2. 6100 sayılı Hukuk Muhakemeleri Kanunu’nun 297. maddesi uyarınca, mahkeme kararlarının;
a) Hükmü veren mahkeme ile hâkim veya hâkimlerin ve zabıt kâtibinin ad ve soyadları ile sicil numaraları, mahkeme çeşitli sıfatlarla görev yapıyorsa hükmün hangi sıfatla verildiğini,
b) Tarafların ve davaya katılanların kimlikleri ile Türkiye Cumhuriyeti kimlik numarası, varsa kanuni temsilci ve vekillerinin ad ve soyadları ile adreslerini,
c) Tarafların iddia ve savunmalarının özetini, anlaştıkları ve anlaşamadıkları hususları, çekişmeli vakıalar hakkında toplanan delilleri, delillerin tartışılması ve değerlendirilmesini, sabit görülen vakıalarla bunlardan çıkarılan sonuç ve hukuki sebepleri,
ç) Hüküm sonucu, yargılama giderleri ile taraflardan alınan avansın harcanmayan kısmının iadesi, varsa kanun yolları ve süresini,
d) Hükmün verildiği tarih ve hâkim veya hâkimlerin ve zabıt kâtibinin imzalarını,
e) Gerekçeli kararın yazıldığı tarihi,İçermesi, hükmün sonuç kısmında, gerekçeye ait herhangi bir söz tekrar edilmeksizin, taleplerden her biri hakkında verilen hükümle, taraflara yüklenen borç ve tanınan hakların, sıra numarası altında; açık, şüphe ve tereddüt uyandırmayacak şekilde gösterilmesi zorunludur. Bu biçim yargıda açıklık ve netlik prensibinin gereğidir. Aksi hal, hükmün infazında zorluklara ve tereddütlere, yargılamanın ve davaların gereksiz yere uzamasına, davanın tarafı bulunan kişi ve kurumların mağduriyetlerine sebebiyet verecek ve kamu düzeni ve barışını olumsuz yönde etkileyecektir (Hukuk Genel Kurulu – 2007/14-778 esas, 2007/611 karar, Dairemizin 01.04.2008 gün ve 2007/38353 esas, 2008/7142 karar sayılı ilamı).

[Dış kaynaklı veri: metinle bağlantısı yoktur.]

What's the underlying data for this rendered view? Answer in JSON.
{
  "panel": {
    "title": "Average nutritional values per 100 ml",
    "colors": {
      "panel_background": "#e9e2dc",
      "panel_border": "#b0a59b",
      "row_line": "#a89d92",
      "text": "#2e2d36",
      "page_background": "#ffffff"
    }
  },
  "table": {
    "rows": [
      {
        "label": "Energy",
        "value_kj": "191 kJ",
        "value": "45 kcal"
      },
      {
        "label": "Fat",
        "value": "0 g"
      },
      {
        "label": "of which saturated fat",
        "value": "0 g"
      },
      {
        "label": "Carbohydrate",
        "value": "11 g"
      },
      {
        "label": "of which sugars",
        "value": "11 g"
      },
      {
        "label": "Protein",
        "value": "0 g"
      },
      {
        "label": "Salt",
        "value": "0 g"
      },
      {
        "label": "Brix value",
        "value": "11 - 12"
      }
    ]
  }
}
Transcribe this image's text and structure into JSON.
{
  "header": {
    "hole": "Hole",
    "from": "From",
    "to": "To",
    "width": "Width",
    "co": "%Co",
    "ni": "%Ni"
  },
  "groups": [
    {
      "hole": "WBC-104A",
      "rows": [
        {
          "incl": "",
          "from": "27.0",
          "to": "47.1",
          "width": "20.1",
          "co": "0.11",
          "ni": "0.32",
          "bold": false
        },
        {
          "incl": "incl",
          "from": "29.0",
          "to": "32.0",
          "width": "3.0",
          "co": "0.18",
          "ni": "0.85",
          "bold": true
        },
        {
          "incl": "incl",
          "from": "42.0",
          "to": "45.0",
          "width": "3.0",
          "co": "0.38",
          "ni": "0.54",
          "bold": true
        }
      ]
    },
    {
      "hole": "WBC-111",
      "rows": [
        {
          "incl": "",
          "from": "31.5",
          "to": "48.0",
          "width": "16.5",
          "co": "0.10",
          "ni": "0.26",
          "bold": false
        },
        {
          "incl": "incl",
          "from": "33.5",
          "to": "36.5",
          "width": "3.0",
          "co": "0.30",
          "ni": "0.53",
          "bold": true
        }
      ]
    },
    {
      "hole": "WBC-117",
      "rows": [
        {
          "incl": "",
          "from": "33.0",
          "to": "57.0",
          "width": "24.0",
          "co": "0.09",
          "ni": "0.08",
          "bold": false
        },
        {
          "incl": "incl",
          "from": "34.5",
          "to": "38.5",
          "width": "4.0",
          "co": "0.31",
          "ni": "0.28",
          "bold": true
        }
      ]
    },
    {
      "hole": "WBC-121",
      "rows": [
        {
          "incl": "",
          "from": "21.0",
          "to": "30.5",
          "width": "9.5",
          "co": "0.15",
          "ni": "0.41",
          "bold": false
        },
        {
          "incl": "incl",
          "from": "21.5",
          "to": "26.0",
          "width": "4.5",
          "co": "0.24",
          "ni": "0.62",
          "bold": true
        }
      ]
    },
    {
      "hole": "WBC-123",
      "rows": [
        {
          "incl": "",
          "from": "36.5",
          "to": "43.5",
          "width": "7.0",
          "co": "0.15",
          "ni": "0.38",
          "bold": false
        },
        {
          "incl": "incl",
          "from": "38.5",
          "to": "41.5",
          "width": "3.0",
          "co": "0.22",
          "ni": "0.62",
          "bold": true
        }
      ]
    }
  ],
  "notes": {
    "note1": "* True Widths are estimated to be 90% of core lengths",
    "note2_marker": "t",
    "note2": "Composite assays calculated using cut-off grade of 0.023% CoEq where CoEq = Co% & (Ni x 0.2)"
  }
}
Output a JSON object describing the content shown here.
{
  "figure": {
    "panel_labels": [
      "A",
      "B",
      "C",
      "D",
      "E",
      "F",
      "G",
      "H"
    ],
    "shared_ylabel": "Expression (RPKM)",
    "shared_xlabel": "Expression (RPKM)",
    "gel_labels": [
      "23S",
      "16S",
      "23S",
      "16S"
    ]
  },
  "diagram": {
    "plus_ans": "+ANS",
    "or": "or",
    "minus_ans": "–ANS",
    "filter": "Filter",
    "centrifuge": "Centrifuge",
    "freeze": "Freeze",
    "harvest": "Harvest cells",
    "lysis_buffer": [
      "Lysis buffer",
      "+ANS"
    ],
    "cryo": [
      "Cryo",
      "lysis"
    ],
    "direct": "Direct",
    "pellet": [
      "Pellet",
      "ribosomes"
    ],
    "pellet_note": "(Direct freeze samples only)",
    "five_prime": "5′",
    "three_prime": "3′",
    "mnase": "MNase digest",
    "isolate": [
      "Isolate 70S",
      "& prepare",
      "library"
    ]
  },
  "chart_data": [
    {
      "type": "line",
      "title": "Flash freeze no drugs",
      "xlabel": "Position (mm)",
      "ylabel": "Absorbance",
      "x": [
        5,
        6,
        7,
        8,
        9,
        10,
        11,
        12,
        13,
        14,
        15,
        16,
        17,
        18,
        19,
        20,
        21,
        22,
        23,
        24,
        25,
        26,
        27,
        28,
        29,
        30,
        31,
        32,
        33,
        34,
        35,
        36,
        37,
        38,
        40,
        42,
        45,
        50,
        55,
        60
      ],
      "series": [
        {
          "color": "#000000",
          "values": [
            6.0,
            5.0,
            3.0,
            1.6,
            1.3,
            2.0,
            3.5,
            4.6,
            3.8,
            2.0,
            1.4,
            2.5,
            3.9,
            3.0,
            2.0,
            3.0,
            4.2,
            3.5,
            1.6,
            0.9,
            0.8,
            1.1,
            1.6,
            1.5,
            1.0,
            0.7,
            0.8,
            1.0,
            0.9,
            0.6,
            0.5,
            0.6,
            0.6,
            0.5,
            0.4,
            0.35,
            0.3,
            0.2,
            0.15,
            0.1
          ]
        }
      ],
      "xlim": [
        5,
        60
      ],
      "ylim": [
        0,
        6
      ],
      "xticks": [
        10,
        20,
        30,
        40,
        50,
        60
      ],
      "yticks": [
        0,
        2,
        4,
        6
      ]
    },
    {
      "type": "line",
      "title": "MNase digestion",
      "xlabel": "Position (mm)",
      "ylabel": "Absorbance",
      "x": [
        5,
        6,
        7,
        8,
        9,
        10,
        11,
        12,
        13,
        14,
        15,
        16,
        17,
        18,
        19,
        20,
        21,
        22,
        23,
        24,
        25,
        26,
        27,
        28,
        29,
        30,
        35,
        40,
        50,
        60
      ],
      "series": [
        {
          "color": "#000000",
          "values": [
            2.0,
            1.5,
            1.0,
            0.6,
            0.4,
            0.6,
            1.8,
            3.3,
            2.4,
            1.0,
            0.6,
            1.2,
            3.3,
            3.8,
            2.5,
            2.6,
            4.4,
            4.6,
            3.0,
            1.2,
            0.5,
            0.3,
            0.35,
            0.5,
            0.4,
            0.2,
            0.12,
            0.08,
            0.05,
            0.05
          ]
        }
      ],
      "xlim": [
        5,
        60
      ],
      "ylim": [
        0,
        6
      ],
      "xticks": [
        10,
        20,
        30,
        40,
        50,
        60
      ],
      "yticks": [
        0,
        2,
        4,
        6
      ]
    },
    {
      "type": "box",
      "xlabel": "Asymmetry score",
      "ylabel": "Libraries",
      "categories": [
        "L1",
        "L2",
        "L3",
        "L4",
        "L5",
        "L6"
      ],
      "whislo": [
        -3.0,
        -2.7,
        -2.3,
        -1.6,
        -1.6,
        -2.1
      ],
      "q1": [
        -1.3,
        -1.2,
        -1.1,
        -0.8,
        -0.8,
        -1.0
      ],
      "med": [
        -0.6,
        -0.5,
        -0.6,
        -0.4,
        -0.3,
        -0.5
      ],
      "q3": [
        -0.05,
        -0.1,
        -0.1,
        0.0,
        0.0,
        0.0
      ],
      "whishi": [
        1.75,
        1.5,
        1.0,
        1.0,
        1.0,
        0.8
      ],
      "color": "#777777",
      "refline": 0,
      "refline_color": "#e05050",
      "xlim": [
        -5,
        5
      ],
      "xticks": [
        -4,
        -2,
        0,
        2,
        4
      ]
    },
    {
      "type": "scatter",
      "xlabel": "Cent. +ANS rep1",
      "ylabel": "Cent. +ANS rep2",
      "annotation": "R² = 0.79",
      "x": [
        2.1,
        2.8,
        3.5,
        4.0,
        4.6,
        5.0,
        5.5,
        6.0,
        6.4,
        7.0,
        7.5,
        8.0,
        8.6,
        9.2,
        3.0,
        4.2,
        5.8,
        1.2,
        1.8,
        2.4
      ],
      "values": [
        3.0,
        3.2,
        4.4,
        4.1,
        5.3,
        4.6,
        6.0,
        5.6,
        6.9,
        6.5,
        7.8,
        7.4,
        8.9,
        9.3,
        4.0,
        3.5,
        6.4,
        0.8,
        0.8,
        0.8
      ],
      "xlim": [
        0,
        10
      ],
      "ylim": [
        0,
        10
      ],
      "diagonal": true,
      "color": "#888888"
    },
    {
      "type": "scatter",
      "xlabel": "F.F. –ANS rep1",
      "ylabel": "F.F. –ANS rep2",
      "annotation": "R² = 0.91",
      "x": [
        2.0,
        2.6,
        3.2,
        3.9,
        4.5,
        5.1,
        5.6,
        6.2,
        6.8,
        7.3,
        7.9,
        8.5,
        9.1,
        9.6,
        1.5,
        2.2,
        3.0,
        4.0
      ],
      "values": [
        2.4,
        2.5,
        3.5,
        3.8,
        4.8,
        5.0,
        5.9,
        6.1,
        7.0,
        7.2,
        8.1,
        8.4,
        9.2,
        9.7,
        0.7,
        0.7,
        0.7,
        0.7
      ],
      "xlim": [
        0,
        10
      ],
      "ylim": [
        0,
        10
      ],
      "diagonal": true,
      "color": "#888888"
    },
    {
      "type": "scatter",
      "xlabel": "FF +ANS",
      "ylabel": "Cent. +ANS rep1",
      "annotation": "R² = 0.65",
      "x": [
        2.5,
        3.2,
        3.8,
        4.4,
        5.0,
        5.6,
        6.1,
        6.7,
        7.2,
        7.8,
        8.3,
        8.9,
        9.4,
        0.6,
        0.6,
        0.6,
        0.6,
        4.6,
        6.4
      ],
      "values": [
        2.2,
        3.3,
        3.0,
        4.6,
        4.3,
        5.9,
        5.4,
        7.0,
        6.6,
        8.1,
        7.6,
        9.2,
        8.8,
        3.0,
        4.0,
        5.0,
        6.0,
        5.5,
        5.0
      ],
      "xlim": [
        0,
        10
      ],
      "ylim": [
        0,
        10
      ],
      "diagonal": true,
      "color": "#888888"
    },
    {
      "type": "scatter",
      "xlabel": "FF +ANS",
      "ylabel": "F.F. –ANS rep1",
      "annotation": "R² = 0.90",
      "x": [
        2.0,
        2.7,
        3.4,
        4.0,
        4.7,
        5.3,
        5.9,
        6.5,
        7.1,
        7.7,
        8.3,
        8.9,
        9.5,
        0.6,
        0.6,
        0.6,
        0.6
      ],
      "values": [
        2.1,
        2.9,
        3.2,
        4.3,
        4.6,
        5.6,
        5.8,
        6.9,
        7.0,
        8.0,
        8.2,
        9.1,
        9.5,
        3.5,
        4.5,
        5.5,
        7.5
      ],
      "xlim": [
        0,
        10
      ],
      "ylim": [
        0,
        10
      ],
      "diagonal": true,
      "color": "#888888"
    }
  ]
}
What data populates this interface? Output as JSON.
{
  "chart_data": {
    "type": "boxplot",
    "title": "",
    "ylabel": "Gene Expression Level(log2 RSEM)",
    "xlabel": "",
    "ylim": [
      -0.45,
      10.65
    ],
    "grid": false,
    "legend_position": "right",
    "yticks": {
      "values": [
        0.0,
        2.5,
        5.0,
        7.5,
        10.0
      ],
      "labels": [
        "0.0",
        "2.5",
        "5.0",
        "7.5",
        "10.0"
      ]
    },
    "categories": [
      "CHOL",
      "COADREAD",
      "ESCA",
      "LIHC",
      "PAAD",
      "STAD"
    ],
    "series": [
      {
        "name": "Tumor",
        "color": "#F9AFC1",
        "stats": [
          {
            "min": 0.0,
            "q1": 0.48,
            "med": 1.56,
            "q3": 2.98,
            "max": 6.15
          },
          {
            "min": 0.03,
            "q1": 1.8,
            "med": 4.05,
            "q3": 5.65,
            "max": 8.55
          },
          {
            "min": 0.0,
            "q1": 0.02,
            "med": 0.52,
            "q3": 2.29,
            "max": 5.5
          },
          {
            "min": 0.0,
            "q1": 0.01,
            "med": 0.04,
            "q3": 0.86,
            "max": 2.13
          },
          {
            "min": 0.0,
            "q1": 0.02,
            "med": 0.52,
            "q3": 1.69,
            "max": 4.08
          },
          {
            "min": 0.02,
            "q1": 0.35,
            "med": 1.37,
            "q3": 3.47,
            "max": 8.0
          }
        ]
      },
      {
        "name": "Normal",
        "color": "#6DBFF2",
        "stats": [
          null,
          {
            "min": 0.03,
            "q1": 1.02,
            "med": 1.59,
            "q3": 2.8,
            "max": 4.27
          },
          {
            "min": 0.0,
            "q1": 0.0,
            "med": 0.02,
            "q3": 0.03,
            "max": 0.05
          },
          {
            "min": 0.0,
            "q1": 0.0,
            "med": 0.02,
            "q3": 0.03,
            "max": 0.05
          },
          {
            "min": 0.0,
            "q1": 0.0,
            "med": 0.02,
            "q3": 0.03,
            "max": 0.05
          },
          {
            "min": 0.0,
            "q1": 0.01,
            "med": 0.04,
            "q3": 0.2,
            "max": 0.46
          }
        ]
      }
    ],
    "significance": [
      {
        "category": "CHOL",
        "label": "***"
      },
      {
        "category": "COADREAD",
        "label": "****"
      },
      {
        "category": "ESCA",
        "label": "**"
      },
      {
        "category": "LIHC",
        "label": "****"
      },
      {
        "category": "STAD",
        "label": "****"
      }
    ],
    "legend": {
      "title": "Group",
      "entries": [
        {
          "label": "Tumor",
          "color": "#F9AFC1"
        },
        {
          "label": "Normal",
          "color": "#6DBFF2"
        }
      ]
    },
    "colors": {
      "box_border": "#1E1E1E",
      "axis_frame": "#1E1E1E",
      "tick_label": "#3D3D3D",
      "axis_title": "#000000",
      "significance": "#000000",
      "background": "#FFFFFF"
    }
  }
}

Somut olayda, bozma sonrası Mahkemece bozma dışı kalan alacaklar hakkında hiç hüküm kurulmamıştır. Yargıtay Hukuk Genel Kurulu’nun 22.02.2012 tarih, 2012/13-747 esas, 2012/84 karar sayılı ilamında ve Dairemizin emsal kararlarında belirtildiği gibi, Yargıtay bozma kararı, sonraki kararın eki niteliğinde değildir. Bozma kararı ile birlikte önceki hüküm ortadan kalkarak hukukî geçerliliğini yitirir. Mahkemece bozulan karara atıf yapılarak yeni hüküm oluşturulamaz. Bozmadan önceki ve bozmadan sonraki kararlar 6100 sayılı Hukuk Muhakemeleri Kanunu’nun 297. maddesine uygun olmalıdır.
Mahkemece yukarıdaki kanuni düzenlemeler ve ilkeler dikkate alınmaksızın, bozma sebebi yapılmayan alacak kalemleri hakkında hüküm kurulmaması hatalı olup, bozmayı gerektirmiştir.
SONUÇ:
Temyiz olunan kararın, yukarıda yazılı sebepten BOZULMASINA, peşin alınan temyiz harcının istek halinde ilgililere iadesine, 23.01.2020 tarihinde oybirliğiyle karar verildi.